"I suppose you are going to play cricket," said Drusie in a tone from which she tried to keep the wistfulness she felt.

"Well, yes; I am," said Hal, carefully avoiding the reproachful gaze of Jim's brown eyes. "Dodds wanted me particularly, or else, you know, Drusie, I should have stayed with you, and done what we always do on our birthdays."

This explanation was meant as a sort of apology, and Drusie never could bear any one, especially Hal, to apologize to her.

"It doesn't matter, Hal," she said generously, winking away a troublesome tear that would tremble on her eyelashes. "You have a right to enjoy yourself in your holidays, and, of course, you are bigger than all of us now."

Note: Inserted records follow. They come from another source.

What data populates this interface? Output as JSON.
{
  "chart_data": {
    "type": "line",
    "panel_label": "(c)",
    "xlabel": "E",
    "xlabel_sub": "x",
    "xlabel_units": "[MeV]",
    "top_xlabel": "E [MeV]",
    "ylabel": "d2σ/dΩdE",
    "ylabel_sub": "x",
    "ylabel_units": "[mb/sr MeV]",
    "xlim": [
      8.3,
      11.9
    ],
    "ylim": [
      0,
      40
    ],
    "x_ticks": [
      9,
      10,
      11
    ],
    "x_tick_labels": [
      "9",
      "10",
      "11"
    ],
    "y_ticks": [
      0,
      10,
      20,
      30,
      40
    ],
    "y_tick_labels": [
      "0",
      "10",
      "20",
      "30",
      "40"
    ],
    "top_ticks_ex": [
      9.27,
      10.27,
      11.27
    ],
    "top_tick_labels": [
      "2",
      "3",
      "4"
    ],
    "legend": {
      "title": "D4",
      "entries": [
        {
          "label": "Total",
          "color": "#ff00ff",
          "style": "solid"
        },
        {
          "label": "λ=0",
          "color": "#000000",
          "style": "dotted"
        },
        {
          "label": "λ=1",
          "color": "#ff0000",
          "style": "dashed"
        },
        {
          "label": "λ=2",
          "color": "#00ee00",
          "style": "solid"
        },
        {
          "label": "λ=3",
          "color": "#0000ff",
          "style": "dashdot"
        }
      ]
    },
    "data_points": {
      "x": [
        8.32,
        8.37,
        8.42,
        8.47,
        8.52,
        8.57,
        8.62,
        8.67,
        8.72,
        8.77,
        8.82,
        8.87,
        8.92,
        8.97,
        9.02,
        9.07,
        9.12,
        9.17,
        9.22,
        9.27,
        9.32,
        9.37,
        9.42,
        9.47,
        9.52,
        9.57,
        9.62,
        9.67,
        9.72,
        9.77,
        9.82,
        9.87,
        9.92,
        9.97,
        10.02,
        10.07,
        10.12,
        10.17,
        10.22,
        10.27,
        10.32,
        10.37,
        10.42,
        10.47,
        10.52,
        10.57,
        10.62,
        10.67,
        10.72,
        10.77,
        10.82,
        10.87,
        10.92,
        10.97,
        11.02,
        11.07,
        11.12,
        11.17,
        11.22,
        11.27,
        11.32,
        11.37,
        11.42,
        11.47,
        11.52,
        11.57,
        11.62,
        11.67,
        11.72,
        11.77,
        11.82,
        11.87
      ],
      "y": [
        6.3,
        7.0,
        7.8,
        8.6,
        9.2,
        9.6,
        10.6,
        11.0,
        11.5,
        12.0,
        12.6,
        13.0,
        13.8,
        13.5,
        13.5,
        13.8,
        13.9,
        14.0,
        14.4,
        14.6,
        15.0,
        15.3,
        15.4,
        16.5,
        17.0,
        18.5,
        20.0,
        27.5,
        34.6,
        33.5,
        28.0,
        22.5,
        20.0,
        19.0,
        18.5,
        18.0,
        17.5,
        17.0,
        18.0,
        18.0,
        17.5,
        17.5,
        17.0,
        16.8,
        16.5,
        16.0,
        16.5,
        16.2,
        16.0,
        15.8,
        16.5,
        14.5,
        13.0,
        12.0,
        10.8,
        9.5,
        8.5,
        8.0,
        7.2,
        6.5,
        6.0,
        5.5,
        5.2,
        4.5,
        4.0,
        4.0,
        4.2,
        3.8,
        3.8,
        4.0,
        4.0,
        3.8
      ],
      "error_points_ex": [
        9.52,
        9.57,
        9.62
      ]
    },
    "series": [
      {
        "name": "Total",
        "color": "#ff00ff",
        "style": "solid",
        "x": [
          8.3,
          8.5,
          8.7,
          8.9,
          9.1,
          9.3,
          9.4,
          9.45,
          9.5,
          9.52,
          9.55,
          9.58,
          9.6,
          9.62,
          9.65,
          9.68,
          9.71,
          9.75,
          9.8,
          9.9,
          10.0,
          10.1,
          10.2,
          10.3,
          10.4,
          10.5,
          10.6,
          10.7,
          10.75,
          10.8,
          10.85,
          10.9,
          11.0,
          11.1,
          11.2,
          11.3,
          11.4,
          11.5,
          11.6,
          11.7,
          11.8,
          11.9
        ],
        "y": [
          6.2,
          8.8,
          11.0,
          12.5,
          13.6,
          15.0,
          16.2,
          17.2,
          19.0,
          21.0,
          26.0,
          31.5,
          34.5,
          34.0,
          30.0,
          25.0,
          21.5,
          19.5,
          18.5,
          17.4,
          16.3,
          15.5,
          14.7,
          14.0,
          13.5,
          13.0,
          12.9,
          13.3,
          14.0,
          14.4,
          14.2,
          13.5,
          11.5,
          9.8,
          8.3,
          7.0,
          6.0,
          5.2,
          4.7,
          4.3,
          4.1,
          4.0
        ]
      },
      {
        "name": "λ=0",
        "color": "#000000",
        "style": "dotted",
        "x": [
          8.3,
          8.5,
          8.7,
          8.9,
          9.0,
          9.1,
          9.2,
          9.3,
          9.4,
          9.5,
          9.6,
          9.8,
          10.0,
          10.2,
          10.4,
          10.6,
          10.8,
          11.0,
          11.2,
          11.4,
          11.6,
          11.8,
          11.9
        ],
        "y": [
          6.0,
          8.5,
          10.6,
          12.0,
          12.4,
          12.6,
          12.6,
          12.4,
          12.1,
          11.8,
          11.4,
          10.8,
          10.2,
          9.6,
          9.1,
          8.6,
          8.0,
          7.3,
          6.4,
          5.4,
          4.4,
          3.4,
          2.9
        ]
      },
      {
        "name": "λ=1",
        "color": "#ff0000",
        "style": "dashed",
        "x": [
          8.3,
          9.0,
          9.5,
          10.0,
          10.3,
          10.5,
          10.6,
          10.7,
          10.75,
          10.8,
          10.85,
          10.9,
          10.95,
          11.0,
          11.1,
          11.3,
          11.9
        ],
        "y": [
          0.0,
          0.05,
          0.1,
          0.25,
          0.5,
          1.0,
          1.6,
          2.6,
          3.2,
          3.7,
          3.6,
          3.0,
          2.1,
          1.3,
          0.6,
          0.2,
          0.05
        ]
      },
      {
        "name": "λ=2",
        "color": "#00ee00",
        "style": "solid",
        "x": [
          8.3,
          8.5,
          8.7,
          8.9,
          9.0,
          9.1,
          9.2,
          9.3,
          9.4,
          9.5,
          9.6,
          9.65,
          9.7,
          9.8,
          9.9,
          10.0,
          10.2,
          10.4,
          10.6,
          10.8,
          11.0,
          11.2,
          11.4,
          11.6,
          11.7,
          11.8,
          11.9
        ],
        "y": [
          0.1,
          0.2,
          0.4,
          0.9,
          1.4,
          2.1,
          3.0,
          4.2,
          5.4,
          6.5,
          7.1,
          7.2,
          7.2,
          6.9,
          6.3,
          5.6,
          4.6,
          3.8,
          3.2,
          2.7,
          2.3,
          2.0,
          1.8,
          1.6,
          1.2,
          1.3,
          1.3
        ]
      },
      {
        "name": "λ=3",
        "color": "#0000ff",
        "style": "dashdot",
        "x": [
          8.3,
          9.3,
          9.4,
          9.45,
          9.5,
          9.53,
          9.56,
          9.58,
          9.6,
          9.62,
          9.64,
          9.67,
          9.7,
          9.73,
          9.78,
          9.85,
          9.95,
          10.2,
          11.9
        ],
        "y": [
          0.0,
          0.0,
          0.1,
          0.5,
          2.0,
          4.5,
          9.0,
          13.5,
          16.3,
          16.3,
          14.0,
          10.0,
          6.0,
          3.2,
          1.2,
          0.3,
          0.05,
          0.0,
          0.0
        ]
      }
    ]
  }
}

"Do you mind very much about my going, Drusie?" Hal said suddenly; "for, if you do, I will throw Dodds over, and come and defend the fort."

A flash of joy passed over Drusie's face, but the next moment it died out, and she shook her head. She knew her brother better than he knew himself, and she was sure that, if he gave up his own wishes for theirs, he would regret it long before the morning was over.

"No, Hal," she said. "If you promised Dodds, you ought to go."

"Well, don't say that I did not offer," said Hal, very much relieved that the offer had not been accepted.

"No, I won't; and it was very good of you," said Drusie warmly; and Hal, feeling that he had behaved very generously, went on his way whistling a cheerful tune.

"It is a good thing that Helen was not here," said Jim, "or Master Hal would not have got off so easily. I know she is burning to give him a piece of her mind."